Just a few days ago, it was a given that the Toronto Maple Leafs would dismantle the core of their roster and start all over again with a fresh and exciting rebuild. Things changed a bit when Mike Babcock was announced as the club’s next head coach, with many wondering how much talent and production could be squeezed out of Phil Kessel and Dion Phaneuf by one of hockey’s best bench bosses.
Does Babcock’s arrival mean a little more rope for Kessel and Phaneuf? Should the Leafs maybe not flip them for youngsters and assets this offseason? Our TLN Roundtable discusses…
I’ve been on the “trade everything” bandwagon since day one, and as much as it pains me to say it, I still am. I love Phil Kessel, and I also kind of like Dion Phaneuf, but for a team that is looking to rebuild they are the two most obvious pieces to move.

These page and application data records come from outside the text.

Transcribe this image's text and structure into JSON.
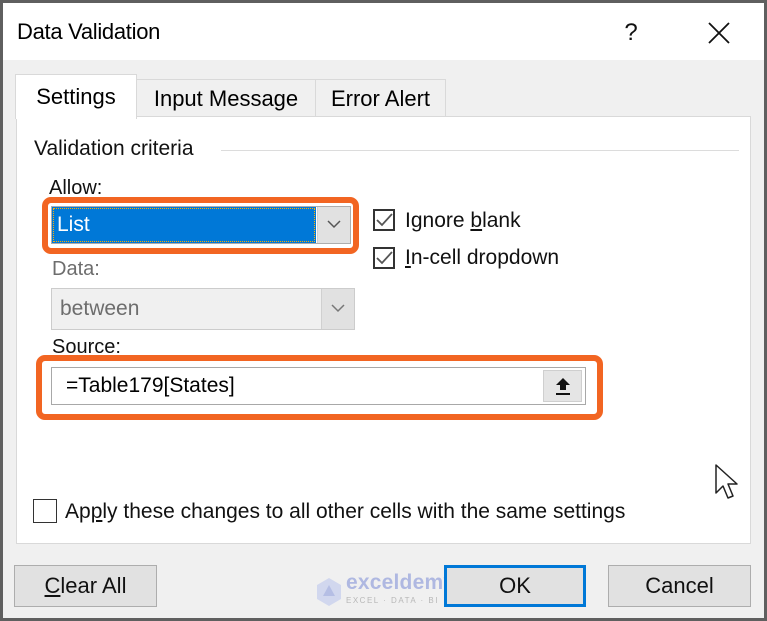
{
  "window": {
    "title": "Data Validation",
    "help_label": "?",
    "close_icon": "close-icon"
  },
  "tabs": [
    {
      "label": "Settings",
      "active": true
    },
    {
      "label": "Input Message",
      "active": false
    },
    {
      "label": "Error Alert",
      "active": false
    }
  ],
  "settings": {
    "group_label": "Validation criteria",
    "allow": {
      "label": "Allow:",
      "value": "List",
      "highlighted": true
    },
    "data": {
      "label": "Data:",
      "value": "between",
      "disabled": true
    },
    "ignore_blank": {
      "label_pre": "Ignore ",
      "label_u": "b",
      "label_post": "lank",
      "checked": true
    },
    "in_cell_dropdown": {
      "label_u": "I",
      "label_post": "n-cell dropdown",
      "checked": true
    },
    "source": {
      "label": "Source:",
      "value": "=Table179[States]",
      "collapse_icon": "upload-arrow-icon",
      "highlighted": true
    },
    "apply_all": {
      "label_pre": "Ap",
      "label_u": "p",
      "label_post": "ly these changes to all other cells with the same settings",
      "checked": false
    }
  },
  "buttons": {
    "clear_all_u": "C",
    "clear_all_rest": "lear All",
    "ok": "OK",
    "cancel": "Cancel"
  },
  "watermark": {
    "brand": "exceldemy",
    "tagline": "EXCEL · DATA · BI"
  },
  "colors": {
    "highlight": "#f26522",
    "selection": "#0078d7",
    "default_button_border": "#0078d7"
  }
}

Like many, I anticipate that Mike Babcock will instantly make the Toronto Maple Leafs a better team, but I’m sure as hell not convinced that means Toronto is suddenly a playoff team. An actual koala with a clipboard and a fedora could coach this team to a better record next year. With that, I’m not ready to say “hey, we’re close, let’s regroup with our current core and give it a run under Babcock.” That’s ridiculous.
A few days ago, ESPN’s Corey Pronman wrote a good piece (for Insider$) on how the Leafs can rebuild their organization and specifically focused on drafting and development. In it, Pronman said that following the 2015 Draft the Leafs’ prospect pool, headlined by William Nylander and the 4th overall pick, along with Connor Brown, Brendan Leipsic, Andreas Johnson and the 24th overall pick, could potentially be a top ten farm system. Can you imagine how much better it would be if they add at least two or three more high-end assets in Kessel and Phaneuf deals? I’d commit to the rebuild every day of the week.
The hiring of Mike Babcock was a huge feather in Shanahan’s cap, and puts some feeling of legitimacy in the organization. Babcock is a winner, which is why him actually becoming a Leaf seemed so unlikely – this is a team and management group with a plan, a plan that’s going to involve some pain, and a lot of losses.
The expectation of failure for at least another season is largely due to the likelihood of Dion Phaneuf and Phil Kessel being moved this offseason – two players who do not fit with the long-term vision of management. However, these same two players look to be the types that would flourish under Mike Babcock – Phaneuf resembling Niklas Kronwall, who Babcock managed to turn into a solid top-pairing guy, and Kessel being the type of offensive wizard that he doesn’t shy away from using.
It’s tempting to want to see Phil spend another year in the blue and white, under the tutelage of a truly great coach. And as a fan of his, it would be nice to see Phaneuf succeed here as well. But this is a team that has to commit to a rebuild – and unfortunately, these two guys just don’t fit in to the long-term plans. The time to get some young assets that can grow with future core pieces is now. The trading of Kessel and Phaneuf is integral to that.
When it comes to these two specifically, you have to think that Babcock is going to take his time before making any significant decisions. The fact is, Babcock’s input was definitely considered by Ken Holland while he was in Detroit, which would lead you to believe that he wasn’t a major dissenter when the Red Wings nearly acquired Dion Phaneuf.
In regards to Kessel, Babcock has dealt with players that match his stereotypes before, but at a lower talent level. In a world where he no longer has Pavel Datsyuk and Henrik Zetterberg at his disposal, he’ll definitely want to find ways to use his lone “elite-level” forward. If Babcock were to write Kessel off based on reputation, he would be no better than a morning radio analyst. With that said, he’s the best coach in the world, and not a radio analyst, so I don’t think that’s a concern.
There’s a lot to the idea of shedding some of the veteran presence from this team to assist in the rebuild, but you need to leave a coach some big pieces. Two big pieces who would “sell” at below their market value at the moment are best suited to be held on to from a management perspective, and developed back into what they can be from a coach’s perspective. Needless to say, they’ll continue to be focal points on the Leafs roster for the time being.